Breast cancer prevention

As the world around us turns pink for breast cancer awareness month, your children, teens and young adults may have some questions—and we are here to give you some answers to these common questions. First the basics—breast cancer is the second most common cancer among women, with some 250,000 new cases per year. 

Can young women get breast cancer?
While most breast cancer cases occur in women over the age of 50, younger women (even in their 20s) can and do get diagnosed with breast cancer (about 11% of all cases). In fact, younger women (those who have not yet reached menopause) tend to have more aggressive variants of the disease. Sometimes, breast cancer can be trickier to diagnose in young women because it is more unexpected and younger women tend to have more dense breasts which can be harder to fully evaluate during a mammogram. 

Does breast cancer run in families?
Yes and no. If there is a strong family history of breast cancer, especially in pre-menopausal women, and you are of Ashkenazi Jewish descent, there are genetic mutations (BRCA1 and BRCA2) that can increase your risk. 

Are there any ways to prevent breast cancer?
When it comes to cancer, our strategy should be to reduce risk—even those who do everything “right” may still be at risk. Cancer is never anyone’s fault! If you are looking to minimize your risk, here are a few tips…maintain a healthy diet and regular exercise regimen, avoid smoking and excess alcohol use, and consider breastfeeding your babies. Women who are on hormonal replacement therapy or estrogens may also be at higher risk— it’s important to speak to your doctor to see what’s best for you. 

The other thing you can do to protect yourself is to be vigilant about looking for signs and symptoms, even if you are too young for a mammogram (under 40 years old).

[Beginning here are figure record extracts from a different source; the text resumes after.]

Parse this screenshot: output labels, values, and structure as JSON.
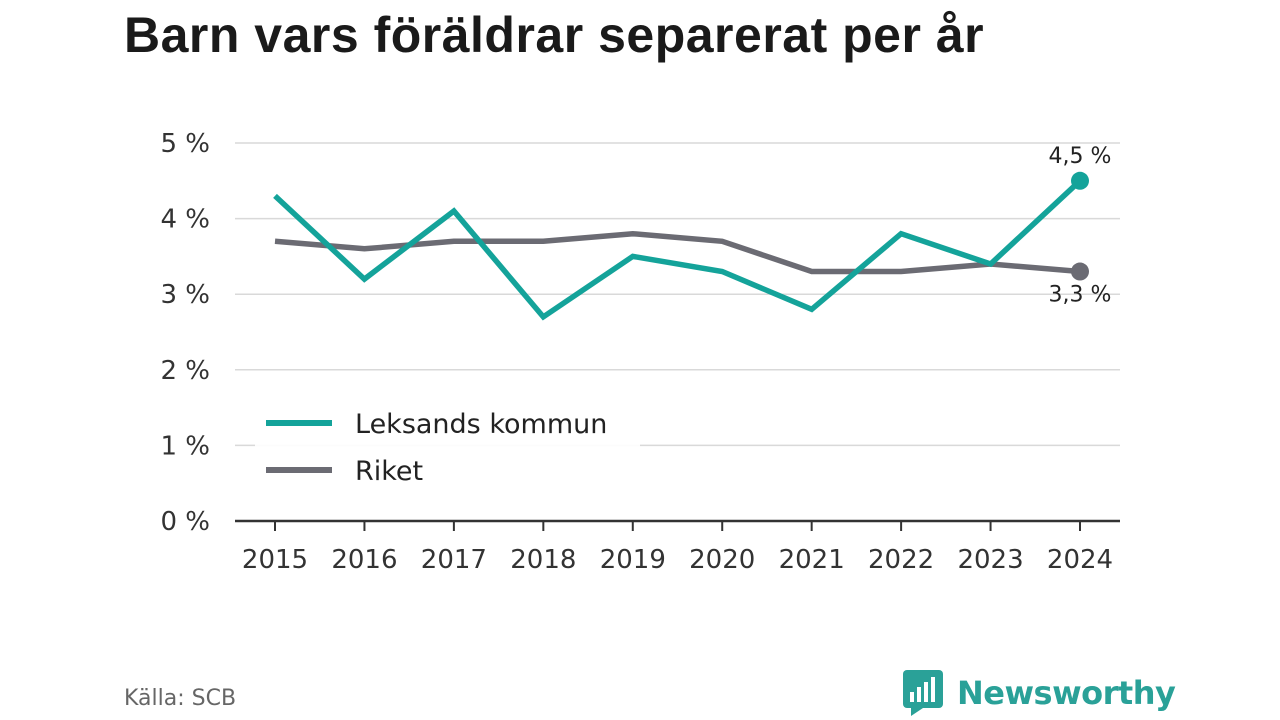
{
  "title": "Barn vars föräldrar separerat per år",
  "source": "Källa: SCB",
  "brand": {
    "name": "Newsworthy",
    "icon": "bar-chart-speech-bubble-icon",
    "color": "#2aa198"
  },
  "chart_data": {
    "type": "line",
    "title": "Barn vars föräldrar separerat per år",
    "xlabel": "",
    "ylabel": "",
    "x": [
      "2015",
      "2016",
      "2017",
      "2018",
      "2019",
      "2020",
      "2021",
      "2022",
      "2023",
      "2024"
    ],
    "ylim": [
      0,
      5
    ],
    "yticks": [
      0,
      1,
      2,
      3,
      4,
      5
    ],
    "ytick_labels": [
      "0 %",
      "1 %",
      "2 %",
      "3 %",
      "4 %",
      "5 %"
    ],
    "grid": "horizontal",
    "legend_position": "lower-left",
    "series": [
      {
        "name": "Leksands kommun",
        "color": "#14a39a",
        "values": [
          4.3,
          3.2,
          4.1,
          2.7,
          3.5,
          3.3,
          2.8,
          3.8,
          3.4,
          4.5
        ],
        "end_label": "4,5 %"
      },
      {
        "name": "Riket",
        "color": "#6b6b73",
        "values": [
          3.7,
          3.6,
          3.7,
          3.7,
          3.8,
          3.7,
          3.3,
          3.3,
          3.4,
          3.3
        ],
        "end_label": "3,3 %"
      }
    ]
  }
}
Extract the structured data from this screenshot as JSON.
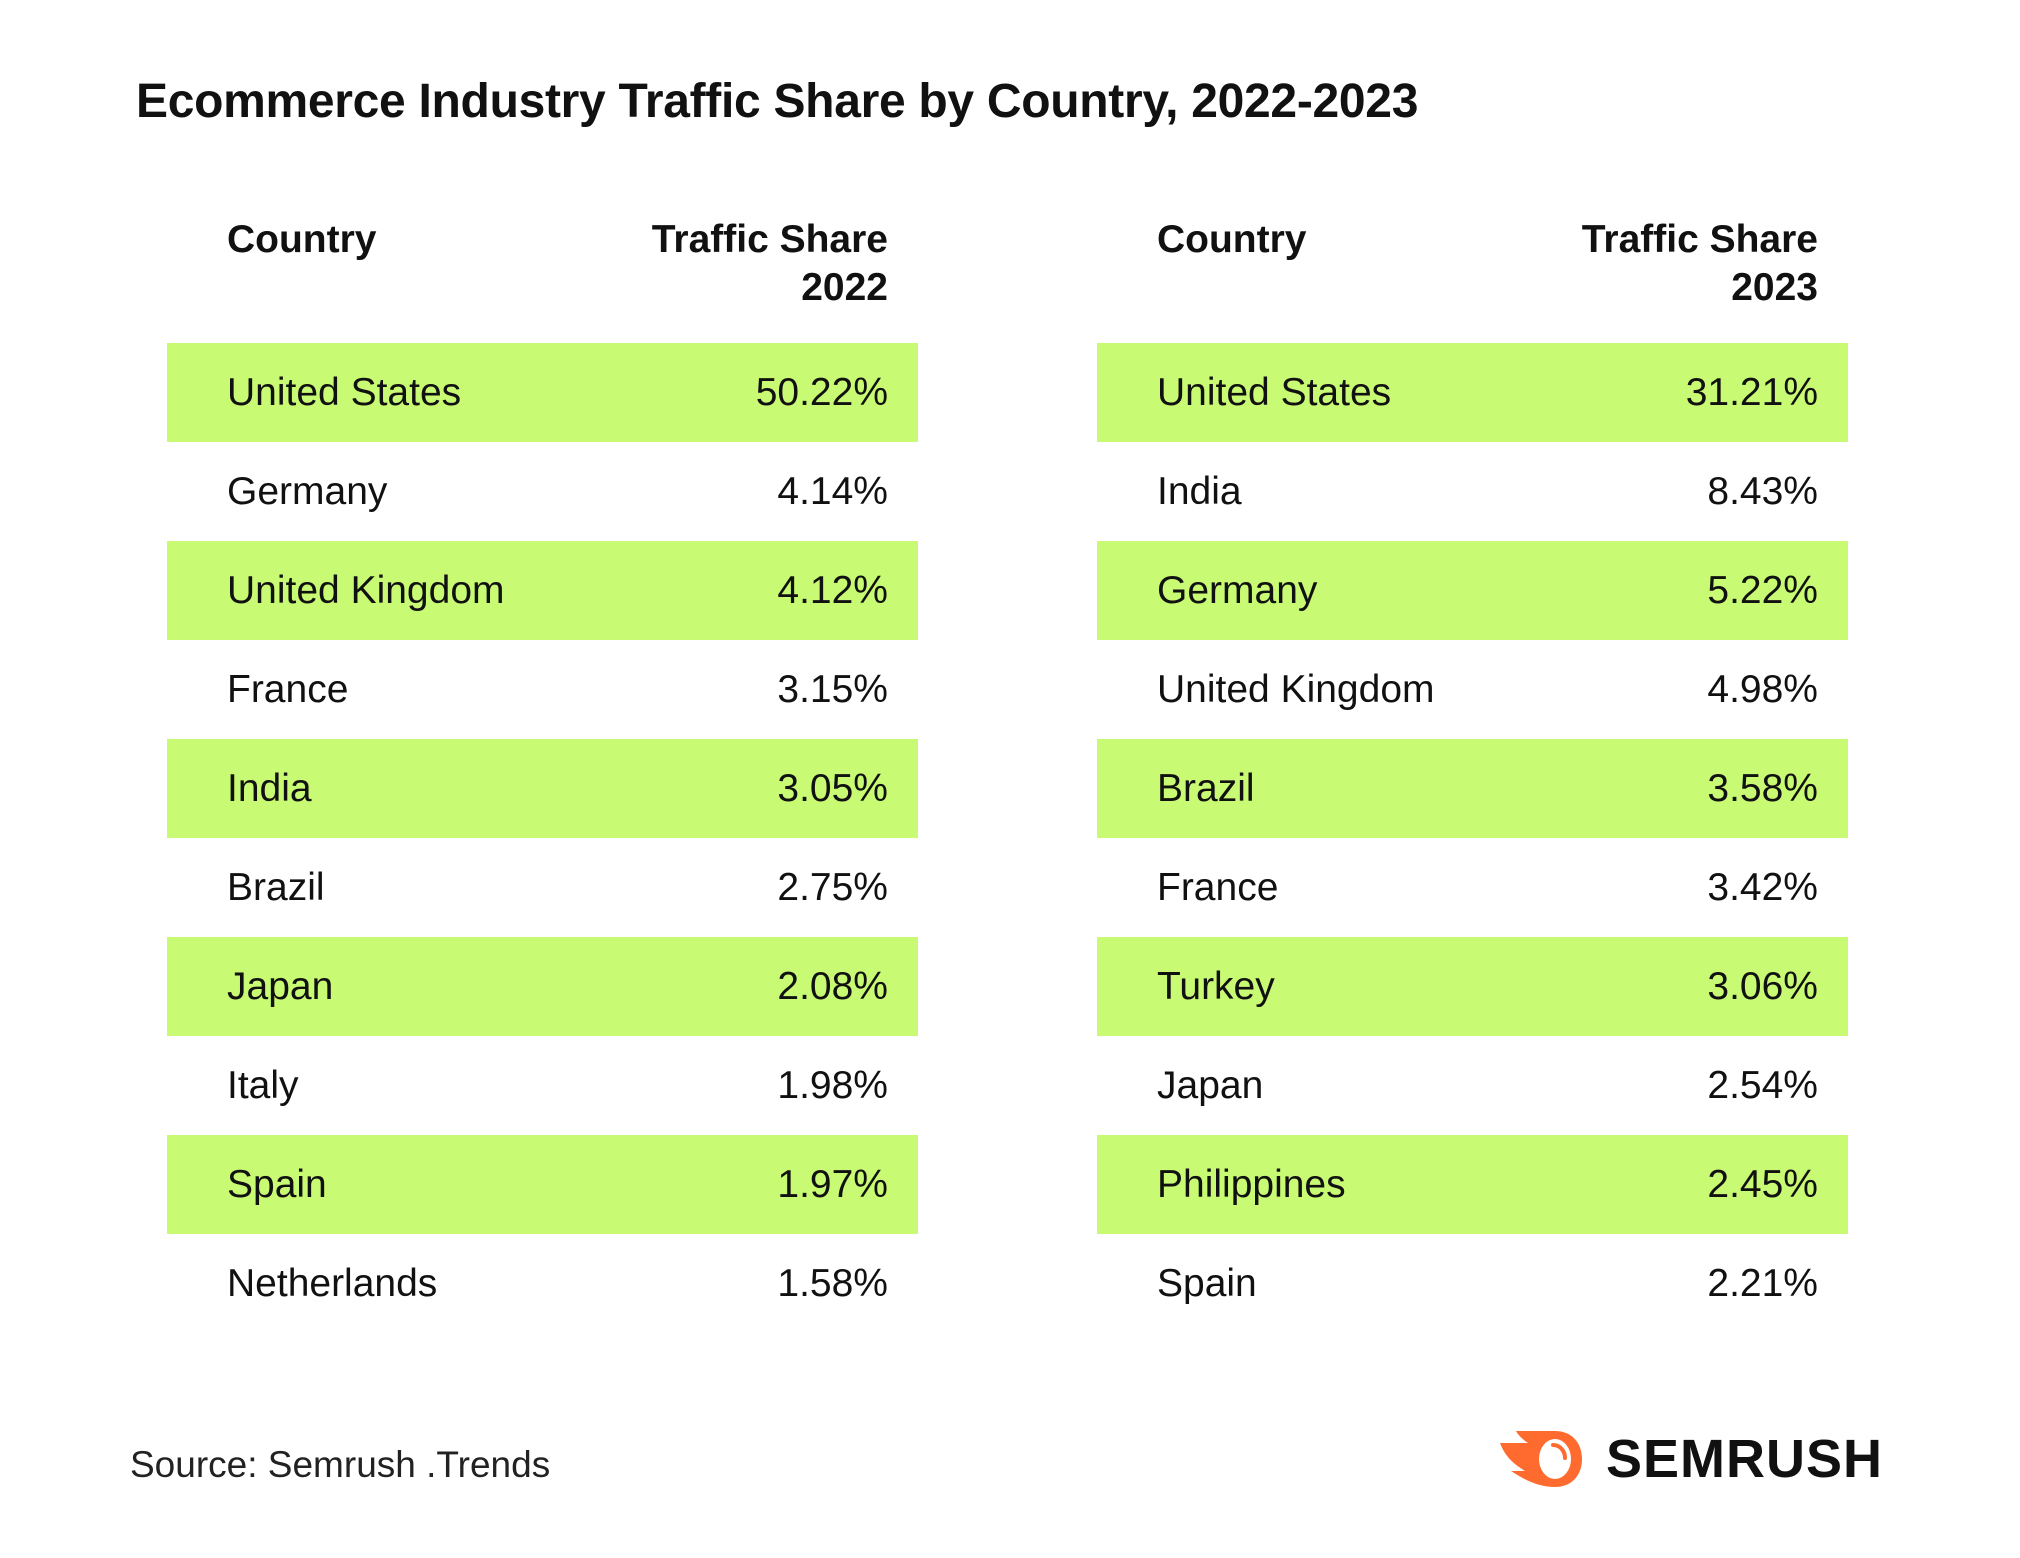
{
  "title": "Ecommerce Industry Traffic Share by Country, 2022-2023",
  "tables": [
    {
      "col_country": "Country",
      "col_share_line1": "Traffic Share",
      "col_share_line2": "2022",
      "rows": [
        [
          "United States",
          "50.22%"
        ],
        [
          "Germany",
          "4.14%"
        ],
        [
          "United Kingdom",
          "4.12%"
        ],
        [
          "France",
          "3.15%"
        ],
        [
          "India",
          "3.05%"
        ],
        [
          "Brazil",
          "2.75%"
        ],
        [
          "Japan",
          "2.08%"
        ],
        [
          "Italy",
          "1.98%"
        ],
        [
          "Spain",
          "1.97%"
        ],
        [
          "Netherlands",
          "1.58%"
        ]
      ]
    },
    {
      "col_country": "Country",
      "col_share_line1": "Traffic Share",
      "col_share_line2": "2023",
      "rows": [
        [
          "United States",
          "31.21%"
        ],
        [
          "India",
          "8.43%"
        ],
        [
          "Germany",
          "5.22%"
        ],
        [
          "United Kingdom",
          "4.98%"
        ],
        [
          "Brazil",
          "3.58%"
        ],
        [
          "France",
          "3.42%"
        ],
        [
          "Turkey",
          "3.06%"
        ],
        [
          "Japan",
          "2.54%"
        ],
        [
          "Philippines",
          "2.45%"
        ],
        [
          "Spain",
          "2.21%"
        ]
      ]
    }
  ],
  "source": "Source: Semrush .Trends",
  "logo_text": "SEMRUSH",
  "colors": {
    "row_highlight": "#c8fa73",
    "logo_orange": "#ff6b2f"
  }
}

Breast cancer does not have to present just as a “lump” in the breast or underarm. Women may notice changes in the skin of their breasts, including thickening, swelling, flaking, or dimpling. Signs of breast cancer can also include nipple discharge, pain in the nipple or breast, or any change in size or shape of the breast. Encourage your children and teens to get to know their bodies, learn how to do self-exams and bring concerns to you and their health care team. 

One of my family members was just diagnosed with breast cancer. How do I explain this to my kids?
First, be honest. When kids must fill in the blanks when they are worried, they often come up with scarier ideas than we can imagine. Explain in an age-appropriate way that their loved one has a disease called “cancer.” Remind them that cancer is not contagious and their loved one is going to have good care, which might include surgery or strong medicines that might make them lose their hair or feel sick. Encourage your kids and teens to send cards, visit (either virtually or in-person), or even fundraise and volunteer in honor of their loved one. 

Is it true that I can get breast cancer from underwire bras, antiperspirants, or an injury to my breast?
Nope! These are all myths. The type of bra you wear has no bearing on your breast cancer risk—neither does breast size or shape. Antiperspirants, despite a lot of hype, have never been proven to increase the risk of breast cancer and are completely safe to use. And, although an injury or bruise to your breast will hurt, it will not cause cancer to develop. Remember to check out the facts with a reliable source and your health care team! 

Dr. Rina Meyer is a board certified pediatric hematologist-oncologist at Stony Brook Children’s and Assistant Professor of Clinical Pediatrics at the Renaissance School of Medicine at Stony Brook University. Her views are her own and do not necessarily represent the views of Stony Brook Children’s and the Renaissance School of Medicine.